Transplanted Texan Michael Dutchover needed a little time to figure out Costa Rican Bergman Aguilar but when he did it was over quickly on Friday.



Michael Dutchover

ONTARIO-Calif.-Transplanted Texan Michael Dutchover needed a little time to figure out Costa Rican Bergman Aguilar but when he did it was over quickly on Friday.

Lightweight prospect Dutchover (11-0, 8 KOs) knocked out southpaw Aguilera (14-4-1, 4 KOs) in the fifth round with a barrage of body blows that left the Costa Rican limp at the Doubletree Hotel.

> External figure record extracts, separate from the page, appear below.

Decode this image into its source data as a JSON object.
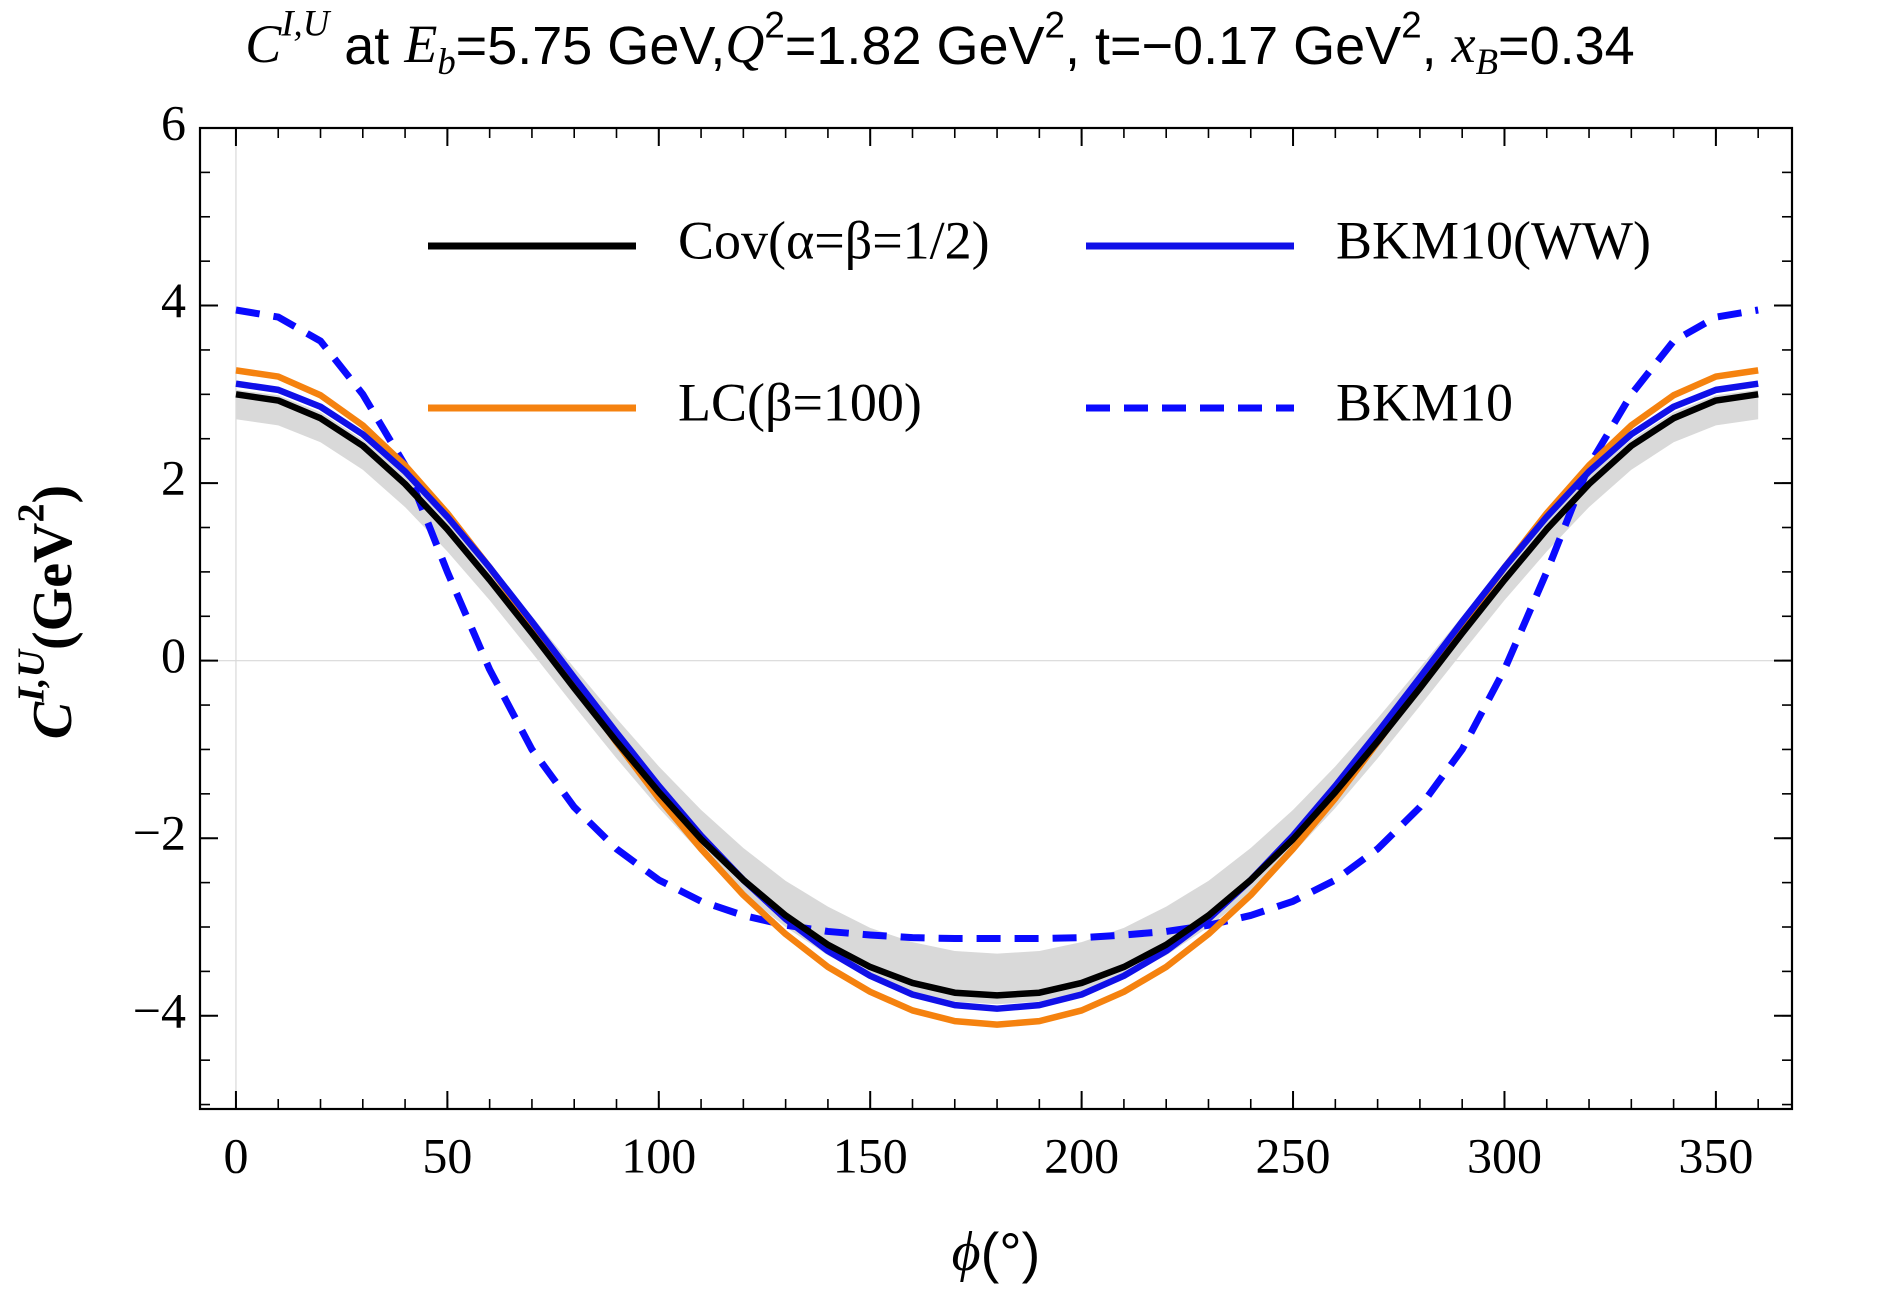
{
  "chart_data": {
    "type": "line",
    "title": [
      {
        "text": "C",
        "style": "italic"
      },
      {
        "text": "I,U",
        "style": "italic sup"
      },
      {
        "text": " at "
      },
      {
        "text": "E",
        "style": "italic"
      },
      {
        "text": "b",
        "style": "italic sub"
      },
      {
        "text": "=5.75 GeV,"
      },
      {
        "text": "Q",
        "style": "italic"
      },
      {
        "text": "2",
        "style": "sup"
      },
      {
        "text": "=1.82 GeV"
      },
      {
        "text": "2",
        "style": "sup"
      },
      {
        "text": ", t=−0.17 GeV"
      },
      {
        "text": "2",
        "style": "sup"
      },
      {
        "text": ", "
      },
      {
        "text": "x",
        "style": "italic"
      },
      {
        "text": "B",
        "style": "italic sub"
      },
      {
        "text": "=0.34"
      }
    ],
    "xlabel": [
      {
        "text": "ϕ",
        "style": "italic"
      },
      {
        "text": "(°)"
      }
    ],
    "ylabel": [
      {
        "text": "C",
        "style": "italic"
      },
      {
        "text": "I,U",
        "style": "italic sup"
      },
      {
        "text": "(GeV"
      },
      {
        "text": "2",
        "style": "sup"
      },
      {
        "text": ")"
      }
    ],
    "x": [
      0,
      10,
      20,
      30,
      40,
      50,
      60,
      70,
      80,
      90,
      100,
      110,
      120,
      130,
      140,
      150,
      160,
      170,
      180,
      190,
      200,
      210,
      220,
      230,
      240,
      250,
      260,
      270,
      280,
      290,
      300,
      310,
      320,
      330,
      340,
      350,
      360
    ],
    "band": {
      "color": "#d9d9d9",
      "lower": [
        2.72,
        2.65,
        2.46,
        2.15,
        1.73,
        1.23,
        0.68,
        0.09,
        -0.51,
        -1.1,
        -1.66,
        -2.17,
        -2.62,
        -3.0,
        -3.32,
        -3.56,
        -3.73,
        -3.84,
        -3.87,
        -3.84,
        -3.73,
        -3.56,
        -3.32,
        -3.0,
        -2.62,
        -2.17,
        -1.66,
        -1.1,
        -0.51,
        0.09,
        0.68,
        1.23,
        1.73,
        2.15,
        2.46,
        2.65,
        2.72
      ],
      "upper": [
        3.05,
        2.99,
        2.8,
        2.49,
        2.09,
        1.61,
        1.07,
        0.5,
        -0.08,
        -0.65,
        -1.19,
        -1.68,
        -2.11,
        -2.48,
        -2.77,
        -3.01,
        -3.17,
        -3.27,
        -3.3,
        -3.27,
        -3.17,
        -3.01,
        -2.77,
        -2.48,
        -2.11,
        -1.68,
        -1.19,
        -0.65,
        -0.08,
        0.5,
        1.07,
        1.61,
        2.09,
        2.49,
        2.8,
        2.99,
        3.05
      ]
    },
    "series": [
      {
        "name": "Cov(α=β=1/2)",
        "color": "#000000",
        "dash": false,
        "values": [
          3.0,
          2.93,
          2.73,
          2.42,
          1.99,
          1.48,
          0.91,
          0.31,
          -0.31,
          -0.91,
          -1.48,
          -2.01,
          -2.47,
          -2.87,
          -3.2,
          -3.45,
          -3.63,
          -3.74,
          -3.77,
          -3.74,
          -3.63,
          -3.45,
          -3.2,
          -2.87,
          -2.47,
          -2.01,
          -1.48,
          -0.91,
          -0.31,
          0.31,
          0.91,
          1.48,
          1.99,
          2.42,
          2.73,
          2.93,
          3.0
        ]
      },
      {
        "name": "BKM10(WW)",
        "color": "#1010e8",
        "dash": false,
        "values": [
          3.12,
          3.05,
          2.86,
          2.55,
          2.13,
          1.62,
          1.05,
          0.44,
          -0.19,
          -0.81,
          -1.41,
          -1.97,
          -2.47,
          -2.91,
          -3.27,
          -3.55,
          -3.76,
          -3.88,
          -3.92,
          -3.88,
          -3.76,
          -3.55,
          -3.27,
          -2.91,
          -2.47,
          -1.97,
          -1.41,
          -0.81,
          -0.19,
          0.44,
          1.05,
          1.62,
          2.13,
          2.55,
          2.86,
          3.05,
          3.12
        ]
      },
      {
        "name": "LC(β=100)",
        "color": "#f5820f",
        "dash": false,
        "values": [
          3.27,
          3.2,
          2.99,
          2.65,
          2.2,
          1.66,
          1.05,
          0.4,
          -0.27,
          -0.92,
          -1.55,
          -2.12,
          -2.64,
          -3.08,
          -3.45,
          -3.73,
          -3.94,
          -4.06,
          -4.1,
          -4.06,
          -3.94,
          -3.73,
          -3.45,
          -3.08,
          -2.64,
          -2.12,
          -1.55,
          -0.92,
          -0.27,
          0.4,
          1.05,
          1.66,
          2.2,
          2.65,
          2.99,
          3.2,
          3.27
        ]
      },
      {
        "name": "BKM10",
        "color": "#0a0aff",
        "dash": true,
        "values": [
          3.95,
          3.87,
          3.6,
          3.0,
          2.2,
          1.0,
          -0.1,
          -1.0,
          -1.65,
          -2.12,
          -2.47,
          -2.71,
          -2.87,
          -2.98,
          -3.05,
          -3.09,
          -3.12,
          -3.13,
          -3.13,
          -3.13,
          -3.12,
          -3.09,
          -3.05,
          -2.98,
          -2.87,
          -2.71,
          -2.47,
          -2.12,
          -1.65,
          -1.0,
          -0.1,
          1.0,
          2.2,
          3.0,
          3.6,
          3.87,
          3.95
        ]
      }
    ],
    "xlim": [
      -8.5,
      368
    ],
    "ylim": [
      -5.05,
      6
    ],
    "xticks": [
      0,
      50,
      100,
      150,
      200,
      250,
      300,
      350
    ],
    "yticks": [
      {
        "value": -4,
        "label": "−4"
      },
      {
        "value": -2,
        "label": "−2"
      },
      0,
      2,
      4,
      6
    ],
    "xminorticks": [
      0,
      10,
      20,
      30,
      40,
      50,
      60,
      70,
      80,
      90,
      100,
      110,
      120,
      130,
      140,
      150,
      160,
      170,
      180,
      190,
      200,
      210,
      220,
      230,
      240,
      250,
      260,
      270,
      280,
      290,
      300,
      310,
      320,
      330,
      340,
      350,
      360
    ],
    "yminorticks": [
      -5,
      -4.5,
      -4,
      -3.5,
      -3,
      -2.5,
      -2,
      -1.5,
      -1,
      -0.5,
      0,
      0.5,
      1,
      1.5,
      2,
      2.5,
      3,
      3.5,
      4,
      4.5,
      5,
      5.5,
      6
    ],
    "xgrid": [
      0
    ],
    "ygrid": [
      0
    ],
    "legend": "upper center"
  }
}
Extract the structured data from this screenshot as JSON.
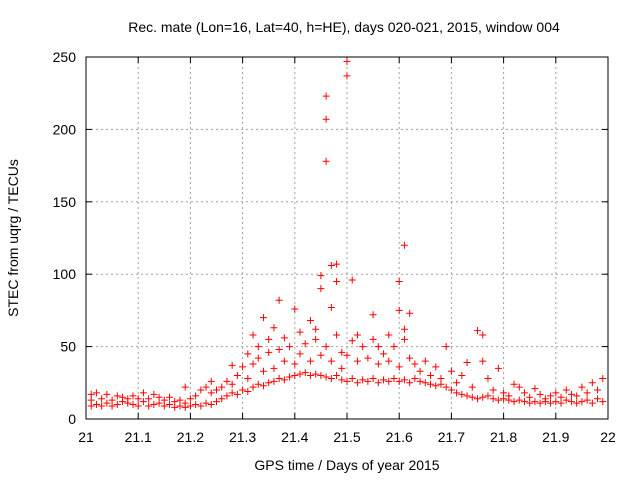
{
  "chart_data": {
    "type": "scatter",
    "title": "Rec. mate (Lon=16, Lat=40, h=HE), days 020-021, 2015, window 004",
    "xlabel": "GPS time / Days of year 2015",
    "ylabel": "STEC from uqrg / TECUs",
    "xlim": [
      21,
      22
    ],
    "ylim": [
      0,
      250
    ],
    "xticks": [
      21,
      21.1,
      21.2,
      21.3,
      21.4,
      21.5,
      21.6,
      21.7,
      21.8,
      21.9,
      22
    ],
    "xtick_labels": [
      "21",
      "21.1",
      "21.2",
      "21.3",
      "21.4",
      "21.5",
      "21.6",
      "21.7",
      "21.8",
      "21.9",
      "22"
    ],
    "yticks": [
      0,
      50,
      100,
      150,
      200,
      250
    ],
    "ytick_labels": [
      "0",
      "50",
      "100",
      "150",
      "200",
      "250"
    ],
    "grid": true,
    "marker": "+",
    "color": "#ff0000",
    "series": [
      {
        "name": "",
        "points": [
          [
            21.01,
            9
          ],
          [
            21.01,
            13
          ],
          [
            21.01,
            17
          ],
          [
            21.02,
            10
          ],
          [
            21.02,
            18
          ],
          [
            21.03,
            9
          ],
          [
            21.03,
            14
          ],
          [
            21.04,
            11
          ],
          [
            21.04,
            17
          ],
          [
            21.05,
            9
          ],
          [
            21.05,
            13
          ],
          [
            21.06,
            10
          ],
          [
            21.06,
            16
          ],
          [
            21.07,
            12
          ],
          [
            21.07,
            15
          ],
          [
            21.08,
            11
          ],
          [
            21.08,
            14
          ],
          [
            21.09,
            10
          ],
          [
            21.09,
            16
          ],
          [
            21.1,
            9
          ],
          [
            21.1,
            14
          ],
          [
            21.11,
            12
          ],
          [
            21.11,
            18
          ],
          [
            21.12,
            9
          ],
          [
            21.12,
            14
          ],
          [
            21.13,
            10
          ],
          [
            21.13,
            17
          ],
          [
            21.14,
            11
          ],
          [
            21.14,
            15
          ],
          [
            21.15,
            9
          ],
          [
            21.15,
            13
          ],
          [
            21.16,
            10
          ],
          [
            21.16,
            15
          ],
          [
            21.17,
            8
          ],
          [
            21.17,
            12
          ],
          [
            21.18,
            9
          ],
          [
            21.18,
            13
          ],
          [
            21.19,
            8
          ],
          [
            21.19,
            11
          ],
          [
            21.2,
            9
          ],
          [
            21.2,
            14
          ],
          [
            21.19,
            22
          ],
          [
            21.21,
            10
          ],
          [
            21.21,
            16
          ],
          [
            21.22,
            9
          ],
          [
            21.22,
            20
          ],
          [
            21.23,
            11
          ],
          [
            21.23,
            22
          ],
          [
            21.24,
            10
          ],
          [
            21.24,
            18
          ],
          [
            21.24,
            26
          ],
          [
            21.25,
            12
          ],
          [
            21.25,
            20
          ],
          [
            21.26,
            14
          ],
          [
            21.26,
            22
          ],
          [
            21.27,
            16
          ],
          [
            21.27,
            26
          ],
          [
            21.28,
            18
          ],
          [
            21.28,
            24
          ],
          [
            21.28,
            37
          ],
          [
            21.29,
            17
          ],
          [
            21.29,
            30
          ],
          [
            21.3,
            20
          ],
          [
            21.3,
            36
          ],
          [
            21.31,
            19
          ],
          [
            21.31,
            28
          ],
          [
            21.31,
            45
          ],
          [
            21.32,
            22
          ],
          [
            21.32,
            38
          ],
          [
            21.32,
            58
          ],
          [
            21.33,
            24
          ],
          [
            21.33,
            42
          ],
          [
            21.33,
            50
          ],
          [
            21.34,
            23
          ],
          [
            21.34,
            33
          ],
          [
            21.34,
            70
          ],
          [
            21.35,
            25
          ],
          [
            21.35,
            46
          ],
          [
            21.35,
            55
          ],
          [
            21.36,
            26
          ],
          [
            21.36,
            35
          ],
          [
            21.36,
            63
          ],
          [
            21.37,
            28
          ],
          [
            21.37,
            48
          ],
          [
            21.37,
            82
          ],
          [
            21.38,
            27
          ],
          [
            21.38,
            40
          ],
          [
            21.38,
            56
          ],
          [
            21.39,
            29
          ],
          [
            21.39,
            50
          ],
          [
            21.4,
            30
          ],
          [
            21.4,
            38
          ],
          [
            21.4,
            76
          ],
          [
            21.41,
            31
          ],
          [
            21.41,
            45
          ],
          [
            21.41,
            60
          ],
          [
            21.42,
            32
          ],
          [
            21.42,
            52
          ],
          [
            21.43,
            30
          ],
          [
            21.43,
            40
          ],
          [
            21.43,
            68
          ],
          [
            21.44,
            31
          ],
          [
            21.44,
            55
          ],
          [
            21.44,
            62
          ],
          [
            21.45,
            30
          ],
          [
            21.45,
            44
          ],
          [
            21.45,
            99
          ],
          [
            21.45,
            90
          ],
          [
            21.46,
            29
          ],
          [
            21.46,
            50
          ],
          [
            21.46,
            178
          ],
          [
            21.46,
            207
          ],
          [
            21.46,
            223
          ],
          [
            21.47,
            28
          ],
          [
            21.47,
            40
          ],
          [
            21.47,
            77
          ],
          [
            21.47,
            106
          ],
          [
            21.48,
            30
          ],
          [
            21.48,
            58
          ],
          [
            21.48,
            107
          ],
          [
            21.48,
            95
          ],
          [
            21.49,
            27
          ],
          [
            21.49,
            35
          ],
          [
            21.49,
            46
          ],
          [
            21.5,
            26
          ],
          [
            21.5,
            44
          ],
          [
            21.5,
            237
          ],
          [
            21.5,
            247
          ],
          [
            21.51,
            28
          ],
          [
            21.51,
            54
          ],
          [
            21.51,
            96
          ],
          [
            21.52,
            25
          ],
          [
            21.52,
            40
          ],
          [
            21.52,
            58
          ],
          [
            21.53,
            27
          ],
          [
            21.53,
            50
          ],
          [
            21.54,
            26
          ],
          [
            21.54,
            42
          ],
          [
            21.55,
            28
          ],
          [
            21.55,
            55
          ],
          [
            21.55,
            72
          ],
          [
            21.56,
            25
          ],
          [
            21.56,
            38
          ],
          [
            21.56,
            50
          ],
          [
            21.57,
            27
          ],
          [
            21.57,
            45
          ],
          [
            21.58,
            26
          ],
          [
            21.58,
            40
          ],
          [
            21.58,
            58
          ],
          [
            21.59,
            28
          ],
          [
            21.59,
            50
          ],
          [
            21.6,
            26
          ],
          [
            21.6,
            36
          ],
          [
            21.6,
            75
          ],
          [
            21.6,
            95
          ],
          [
            21.61,
            27
          ],
          [
            21.61,
            55
          ],
          [
            21.61,
            62
          ],
          [
            21.61,
            120
          ],
          [
            21.62,
            25
          ],
          [
            21.62,
            42
          ],
          [
            21.62,
            73
          ],
          [
            21.63,
            28
          ],
          [
            21.63,
            38
          ],
          [
            21.64,
            26
          ],
          [
            21.64,
            33
          ],
          [
            21.65,
            25
          ],
          [
            21.65,
            40
          ],
          [
            21.66,
            24
          ],
          [
            21.66,
            30
          ],
          [
            21.67,
            23
          ],
          [
            21.67,
            36
          ],
          [
            21.68,
            24
          ],
          [
            21.68,
            28
          ],
          [
            21.69,
            22
          ],
          [
            21.69,
            50
          ],
          [
            21.7,
            20
          ],
          [
            21.7,
            33
          ],
          [
            21.71,
            18
          ],
          [
            21.71,
            25
          ],
          [
            21.72,
            17
          ],
          [
            21.72,
            30
          ],
          [
            21.73,
            16
          ],
          [
            21.73,
            39
          ],
          [
            21.74,
            15
          ],
          [
            21.74,
            22
          ],
          [
            21.75,
            14
          ],
          [
            21.75,
            61
          ],
          [
            21.76,
            15
          ],
          [
            21.76,
            40
          ],
          [
            21.76,
            58
          ],
          [
            21.77,
            16
          ],
          [
            21.77,
            28
          ],
          [
            21.78,
            14
          ],
          [
            21.78,
            20
          ],
          [
            21.79,
            13
          ],
          [
            21.79,
            35
          ],
          [
            21.8,
            14
          ],
          [
            21.8,
            18
          ],
          [
            21.81,
            13
          ],
          [
            21.81,
            16
          ],
          [
            21.82,
            12
          ],
          [
            21.82,
            24
          ],
          [
            21.83,
            13
          ],
          [
            21.83,
            22
          ],
          [
            21.84,
            12
          ],
          [
            21.84,
            18
          ],
          [
            21.85,
            11
          ],
          [
            21.85,
            15
          ],
          [
            21.86,
            12
          ],
          [
            21.86,
            21
          ],
          [
            21.87,
            11
          ],
          [
            21.87,
            17
          ],
          [
            21.88,
            12
          ],
          [
            21.88,
            14
          ],
          [
            21.89,
            11
          ],
          [
            21.89,
            16
          ],
          [
            21.9,
            12
          ],
          [
            21.9,
            18
          ],
          [
            21.91,
            11
          ],
          [
            21.91,
            15
          ],
          [
            21.92,
            13
          ],
          [
            21.92,
            20
          ],
          [
            21.93,
            12
          ],
          [
            21.93,
            17
          ],
          [
            21.94,
            11
          ],
          [
            21.94,
            16
          ],
          [
            21.95,
            12
          ],
          [
            21.95,
            22
          ],
          [
            21.96,
            13
          ],
          [
            21.96,
            18
          ],
          [
            21.97,
            11
          ],
          [
            21.97,
            25
          ],
          [
            21.98,
            14
          ],
          [
            21.98,
            20
          ],
          [
            21.99,
            12
          ],
          [
            21.99,
            28
          ]
        ]
      }
    ]
  }
}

For two rounds Aguilar used an awkward counter-punching style that had Dutchover a little tentative. But once he figured out that combination punching was the key, he opened up with barrages and floored Aguilar with body shots at the end of round four.

That signaled doom for Aguilar.

The fifth round saw Dutchover target the body with impunity as Aguilar tried holding, running and covering up with no success. Referee Wayne Hedgepeth signaled the fight over at 2:31 of the fifth round giving Dutchover the win by knockout.

In a bantamweight clash Santa Ana’s Mario Hernandez (7-0-1, 3 KOs) and Mexico City’s Ivan Gonzalez (4-1-2, 1 KO) fought to a majority draw after six back and forth rounds.

Hernandez targeted the body against the taller Gonzalez who relied on long range counters. Both found success but neither could prove superiority after six turbulent rounds.

After six rounds one judge saw it 58-56 for Gonzalez but the two other judges saw it 57-57 for a majority draw.

Other bouts

South Central L.A.’s Ruben Torres (7-0, 6 KOs) extended his undefeated streak with a knockout over Mexico’s Eder “El Koreano” Amaro (6-6, 2 KOs) in a lightweight fight. But it wasn’t easy.

Amaro switched from southpaw to orthodox and was matching Torres for two rounds until the taller local fighter began blasting away to the body and head with precision. Many in the crowd cheered “Koreano” in unison but it couldn’t help once Torres zeroed in.

At the end of the fourth round Amaro could not continue and the fight was stopped giving a knockout for Torres.

Richard Brewart Jr. (2-0) mowed through Edward Aceves (0-5) flooring him with body shots in the first round then overwhelming him in the second. After seven unanswered blows referee Eddie Hernandez stopped the fight at 1:32 of round two giving Rancho Cucamonga’s Brewart the win by knockout in the super welterweight bout.

Southpaw David Ortiz (1-0) won his pro debut by unanimous decision after four rounds in a welterweight match against San Diego’s Mario Angeles (2-11-2). Ortiz lives in Bloomington, Calif. and is trained by Henry Ramirez. No knockdowns were scored.